盛南乔是盛家大小姐,风光无限、身份尊贵,却心甘情愿的爱着厉靳渊。
被轻视、被忽略,被......甚至连活着的机会都被他的心头好抢走!
死过一回的盛南乔想明白了,男人算什么?她要她自己活的痛快,过的潇洒。
男人不听话,晾着。
公司有人惦记,打回去。
绿茶又挑拨离间,不好意思,你算老几?
真正的身份被揭晓,她是华夏第一财阀集团的外孙女,无上荣誉加身,谁还敢小瞧她半分?
当那个男人再度刨心表白,盛南乔笑的绝情又冷漠:“厉靳渊,你我之间隔着血海重重,你要我怎么去原谅你?”
“温雅,你先离开。”厉靳渊语气稍显和缓,带着毋庸置疑的口吻。
温雅倔强的眨着眼睛,雾蒙蒙的眼眸招人怜惜,紧紧的咬着下唇,瞧着厉靳渊。
可,厉靳渊的眼神一直落在了盛南乔的身上,没有挪动半分。
温雅脸色苍白,迈着步子,悻悻的离开。
“抱歉,温雅有些脾气,你瞧瞧还有什么需要的,我立即去安排。”
厉靳渊温柔的语调令盛南乔心不置可否,女人环抱着手臂,高傲的扬起头,牵着狗狗,靠在了沙发上。

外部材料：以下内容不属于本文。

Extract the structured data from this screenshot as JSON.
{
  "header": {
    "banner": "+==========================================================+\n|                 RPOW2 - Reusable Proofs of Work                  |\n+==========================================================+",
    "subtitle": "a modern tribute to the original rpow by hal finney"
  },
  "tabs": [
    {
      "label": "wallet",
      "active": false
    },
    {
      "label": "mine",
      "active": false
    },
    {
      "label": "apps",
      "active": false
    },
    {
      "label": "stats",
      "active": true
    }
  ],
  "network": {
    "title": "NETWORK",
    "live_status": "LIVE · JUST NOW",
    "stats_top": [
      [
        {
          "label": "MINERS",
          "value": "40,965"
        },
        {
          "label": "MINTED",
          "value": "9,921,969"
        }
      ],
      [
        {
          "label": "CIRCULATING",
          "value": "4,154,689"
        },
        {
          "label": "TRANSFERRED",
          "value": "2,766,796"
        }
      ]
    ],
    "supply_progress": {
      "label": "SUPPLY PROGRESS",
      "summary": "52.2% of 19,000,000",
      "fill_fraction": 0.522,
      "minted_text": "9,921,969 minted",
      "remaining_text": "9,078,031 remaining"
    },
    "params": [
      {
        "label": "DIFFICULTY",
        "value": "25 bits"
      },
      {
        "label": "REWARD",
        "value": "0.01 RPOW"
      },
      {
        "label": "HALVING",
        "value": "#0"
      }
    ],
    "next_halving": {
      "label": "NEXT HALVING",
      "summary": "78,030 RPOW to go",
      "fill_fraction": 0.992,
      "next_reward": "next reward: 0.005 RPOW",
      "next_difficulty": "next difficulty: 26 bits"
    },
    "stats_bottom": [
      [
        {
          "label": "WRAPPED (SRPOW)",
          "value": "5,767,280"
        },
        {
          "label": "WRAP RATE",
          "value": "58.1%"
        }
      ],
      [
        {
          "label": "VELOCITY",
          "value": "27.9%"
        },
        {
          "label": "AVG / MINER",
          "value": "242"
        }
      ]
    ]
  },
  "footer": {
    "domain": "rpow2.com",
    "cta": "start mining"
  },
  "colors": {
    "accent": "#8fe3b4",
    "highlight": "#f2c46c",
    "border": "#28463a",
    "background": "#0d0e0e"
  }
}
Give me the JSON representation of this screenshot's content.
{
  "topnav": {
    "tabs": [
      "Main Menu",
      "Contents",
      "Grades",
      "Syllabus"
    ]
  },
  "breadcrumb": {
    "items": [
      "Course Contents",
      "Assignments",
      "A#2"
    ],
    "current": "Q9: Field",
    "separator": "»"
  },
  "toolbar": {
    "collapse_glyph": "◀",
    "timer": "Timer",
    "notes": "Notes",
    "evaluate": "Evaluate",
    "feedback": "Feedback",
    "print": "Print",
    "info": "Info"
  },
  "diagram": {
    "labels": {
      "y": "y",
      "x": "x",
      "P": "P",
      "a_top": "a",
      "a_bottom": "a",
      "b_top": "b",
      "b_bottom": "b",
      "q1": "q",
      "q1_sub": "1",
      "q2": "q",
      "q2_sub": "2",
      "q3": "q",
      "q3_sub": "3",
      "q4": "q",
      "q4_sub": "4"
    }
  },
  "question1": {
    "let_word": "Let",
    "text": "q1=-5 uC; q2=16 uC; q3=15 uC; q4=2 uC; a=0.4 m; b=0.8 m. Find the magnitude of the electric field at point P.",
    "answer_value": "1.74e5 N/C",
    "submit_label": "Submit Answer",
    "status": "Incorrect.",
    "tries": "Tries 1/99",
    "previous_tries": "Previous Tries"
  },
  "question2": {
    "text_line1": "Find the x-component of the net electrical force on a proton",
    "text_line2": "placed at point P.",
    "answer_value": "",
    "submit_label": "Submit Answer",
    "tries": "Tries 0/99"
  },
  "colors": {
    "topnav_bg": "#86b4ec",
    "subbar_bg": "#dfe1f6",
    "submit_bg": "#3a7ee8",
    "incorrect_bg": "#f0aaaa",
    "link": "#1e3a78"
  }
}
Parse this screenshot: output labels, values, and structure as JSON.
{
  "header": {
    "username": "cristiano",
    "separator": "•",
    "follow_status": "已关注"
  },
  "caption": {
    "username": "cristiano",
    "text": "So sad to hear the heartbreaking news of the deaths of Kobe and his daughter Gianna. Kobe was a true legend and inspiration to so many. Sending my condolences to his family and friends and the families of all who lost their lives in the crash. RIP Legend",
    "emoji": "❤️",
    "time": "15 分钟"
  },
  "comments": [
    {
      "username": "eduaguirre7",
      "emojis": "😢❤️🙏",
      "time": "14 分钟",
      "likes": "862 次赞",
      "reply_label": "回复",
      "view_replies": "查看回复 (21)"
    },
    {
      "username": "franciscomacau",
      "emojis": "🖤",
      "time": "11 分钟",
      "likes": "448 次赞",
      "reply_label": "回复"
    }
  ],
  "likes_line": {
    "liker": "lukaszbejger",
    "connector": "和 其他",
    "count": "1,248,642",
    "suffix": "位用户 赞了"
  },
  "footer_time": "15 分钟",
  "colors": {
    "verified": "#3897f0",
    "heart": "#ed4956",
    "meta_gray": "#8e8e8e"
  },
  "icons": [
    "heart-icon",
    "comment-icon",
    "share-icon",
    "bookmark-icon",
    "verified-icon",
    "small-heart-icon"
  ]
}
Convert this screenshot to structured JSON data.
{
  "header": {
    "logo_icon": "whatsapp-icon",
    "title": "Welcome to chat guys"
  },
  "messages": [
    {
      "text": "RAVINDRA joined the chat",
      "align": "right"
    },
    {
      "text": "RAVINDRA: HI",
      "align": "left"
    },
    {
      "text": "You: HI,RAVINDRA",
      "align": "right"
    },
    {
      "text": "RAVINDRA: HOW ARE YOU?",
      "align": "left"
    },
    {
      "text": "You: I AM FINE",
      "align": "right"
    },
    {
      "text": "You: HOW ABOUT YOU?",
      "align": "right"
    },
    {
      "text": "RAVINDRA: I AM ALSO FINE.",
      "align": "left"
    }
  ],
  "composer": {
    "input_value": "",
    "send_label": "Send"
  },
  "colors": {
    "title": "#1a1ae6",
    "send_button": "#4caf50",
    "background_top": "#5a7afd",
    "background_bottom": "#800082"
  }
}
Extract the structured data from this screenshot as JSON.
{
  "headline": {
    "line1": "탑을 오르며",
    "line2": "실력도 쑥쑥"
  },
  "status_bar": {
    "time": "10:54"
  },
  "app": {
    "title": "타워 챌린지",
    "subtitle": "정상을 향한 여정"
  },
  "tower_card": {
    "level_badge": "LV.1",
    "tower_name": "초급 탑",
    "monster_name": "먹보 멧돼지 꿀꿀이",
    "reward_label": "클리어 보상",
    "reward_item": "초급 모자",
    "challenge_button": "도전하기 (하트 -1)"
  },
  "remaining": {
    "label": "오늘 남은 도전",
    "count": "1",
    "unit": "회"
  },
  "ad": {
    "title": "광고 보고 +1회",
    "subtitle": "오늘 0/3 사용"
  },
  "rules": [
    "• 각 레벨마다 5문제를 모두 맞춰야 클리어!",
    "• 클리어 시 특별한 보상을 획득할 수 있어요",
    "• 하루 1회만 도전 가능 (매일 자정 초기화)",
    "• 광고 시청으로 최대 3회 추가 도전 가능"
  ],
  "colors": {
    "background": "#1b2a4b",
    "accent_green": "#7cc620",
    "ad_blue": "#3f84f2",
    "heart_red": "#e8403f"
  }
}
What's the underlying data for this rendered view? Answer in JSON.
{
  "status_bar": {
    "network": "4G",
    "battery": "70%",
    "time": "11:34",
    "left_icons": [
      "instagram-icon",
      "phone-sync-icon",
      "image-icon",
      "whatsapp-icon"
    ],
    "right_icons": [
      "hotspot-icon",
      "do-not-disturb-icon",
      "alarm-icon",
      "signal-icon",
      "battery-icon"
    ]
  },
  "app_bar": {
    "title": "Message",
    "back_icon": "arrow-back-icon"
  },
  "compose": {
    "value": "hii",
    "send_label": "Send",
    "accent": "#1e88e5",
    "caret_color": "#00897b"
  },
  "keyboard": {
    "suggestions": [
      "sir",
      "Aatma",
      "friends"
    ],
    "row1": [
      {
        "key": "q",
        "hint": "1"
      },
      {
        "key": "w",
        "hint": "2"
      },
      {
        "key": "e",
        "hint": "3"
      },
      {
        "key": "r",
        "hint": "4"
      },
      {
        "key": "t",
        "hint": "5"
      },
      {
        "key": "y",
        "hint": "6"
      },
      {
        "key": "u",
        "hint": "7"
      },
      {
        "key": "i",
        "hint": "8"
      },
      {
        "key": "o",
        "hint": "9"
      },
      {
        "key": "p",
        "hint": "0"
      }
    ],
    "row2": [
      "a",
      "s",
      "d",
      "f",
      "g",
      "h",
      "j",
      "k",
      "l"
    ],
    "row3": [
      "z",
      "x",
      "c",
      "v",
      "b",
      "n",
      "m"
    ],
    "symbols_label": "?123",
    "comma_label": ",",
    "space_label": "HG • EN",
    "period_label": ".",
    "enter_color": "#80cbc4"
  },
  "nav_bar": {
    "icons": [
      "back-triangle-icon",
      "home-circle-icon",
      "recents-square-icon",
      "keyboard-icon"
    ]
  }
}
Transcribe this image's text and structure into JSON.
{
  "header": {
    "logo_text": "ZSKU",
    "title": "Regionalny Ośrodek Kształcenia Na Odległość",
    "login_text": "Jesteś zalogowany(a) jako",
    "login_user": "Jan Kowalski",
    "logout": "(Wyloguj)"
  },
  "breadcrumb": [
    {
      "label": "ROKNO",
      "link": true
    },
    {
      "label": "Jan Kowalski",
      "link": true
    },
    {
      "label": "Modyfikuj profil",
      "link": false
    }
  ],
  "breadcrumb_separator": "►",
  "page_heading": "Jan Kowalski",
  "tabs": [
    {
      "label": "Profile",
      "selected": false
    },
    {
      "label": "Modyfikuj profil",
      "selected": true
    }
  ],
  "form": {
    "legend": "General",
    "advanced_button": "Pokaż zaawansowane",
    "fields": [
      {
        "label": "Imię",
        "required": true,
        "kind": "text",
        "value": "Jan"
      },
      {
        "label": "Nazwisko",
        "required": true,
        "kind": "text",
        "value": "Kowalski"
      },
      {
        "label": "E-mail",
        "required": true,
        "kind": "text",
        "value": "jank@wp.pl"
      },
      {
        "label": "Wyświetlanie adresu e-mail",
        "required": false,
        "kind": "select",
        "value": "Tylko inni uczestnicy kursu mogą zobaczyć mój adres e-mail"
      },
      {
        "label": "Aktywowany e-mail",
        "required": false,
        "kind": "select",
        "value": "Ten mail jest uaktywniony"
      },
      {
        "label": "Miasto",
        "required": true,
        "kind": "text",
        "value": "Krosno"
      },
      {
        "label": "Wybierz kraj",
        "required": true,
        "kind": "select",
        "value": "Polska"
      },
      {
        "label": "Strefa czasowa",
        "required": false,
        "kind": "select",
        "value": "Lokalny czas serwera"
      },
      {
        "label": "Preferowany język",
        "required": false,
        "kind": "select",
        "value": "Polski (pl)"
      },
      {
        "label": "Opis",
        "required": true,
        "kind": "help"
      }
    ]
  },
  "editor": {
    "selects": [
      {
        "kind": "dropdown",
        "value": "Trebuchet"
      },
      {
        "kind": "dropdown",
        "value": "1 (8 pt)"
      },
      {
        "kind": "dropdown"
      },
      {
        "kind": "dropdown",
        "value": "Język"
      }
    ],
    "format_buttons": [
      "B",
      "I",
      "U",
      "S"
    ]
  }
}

“这房间里的一切我都不喜欢,鸠占鹊巢,还肆意妄为的要打我,厉先生这初恋情人也不知道是仗了谁的势?”
盛南乔娓娓道来,漂亮的眸子散发着冰冷的光芒,一副拒人于千里之外的架势。
厉靳渊脸色难看,可终究是引而不发,安安静静的让人给这房间里里外外的东西都搬了出去。
盛南乔站在一些逗狗,晶晶亮的目光吝啬的没有一分是赏给他的。
“还是狗狗听话。”
厉靳渊眉头紧皱,眼神落在女人身上,这话暗讽意义极强,一瞧就是对着他说出来的。
盛南乔嘴角勾起了一抹温柔的笑容,纤细的手指摆弄着手机,一句话都未曾和厉靳渊说起。
“南乔,今晚有时间吗?有些事情想要和你详谈。”
厉靳渊蠕动着唇瓣,黑眸注视南乔,南乔见了抬眸瞧着男人,“抱歉,我今晚要去祭拜我的父母。”